How we cite our quotes: (Chapter.Line)
Quote #4
I'd been so embarrassed when I left Samantha's house that day. There wasn't any chicken because there hadn't been any money for chicken. But I didn't know that until I got home and Mama explained. (12.29)
Oops… that's embarrassing. Frannie definitely commits a social faux pas when she asks Samantha's mama where the chicken is at dinner—only to later find out that they couldn't afford the chicken.
Quote #5
I had gone to school the next day and apologized to Samantha, but she'd just said, Forget about it, there'll be chicken on Friday when my mama gets paid. You could come for dinner then if you want to. And that next Friday I went to her house and ate her mama's baked chicken and we never talked about it again. (12.30)

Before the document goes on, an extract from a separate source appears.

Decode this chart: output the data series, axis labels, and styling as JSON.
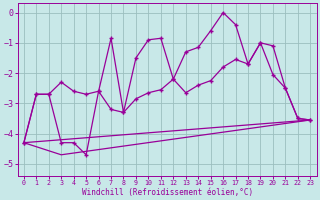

The nice thing about Samantha is that she doesn't make a big deal about the fact that her family is poor. She doesn't feel sorry for herself, but instead, she treats it as a fact of life and accepts it without question.
Quote #6
It's like that, Frannie. The hearing girls are the bridges. They're the other worlds. They're the worlds I can't just walk across and into, you know.
Kind of.
I mean, the deaf girls, they're my world—we don't even have to talk and we know each other. But I don't just want my world. I want everybody else's world too. (13.26-28)
It's not just hard for Sean to be rejected by pretty girls. He also hates being left out of the world that the girls represent—the world of larger society. Sean just wants to know what it's like to be a part of the rest of the hearing world.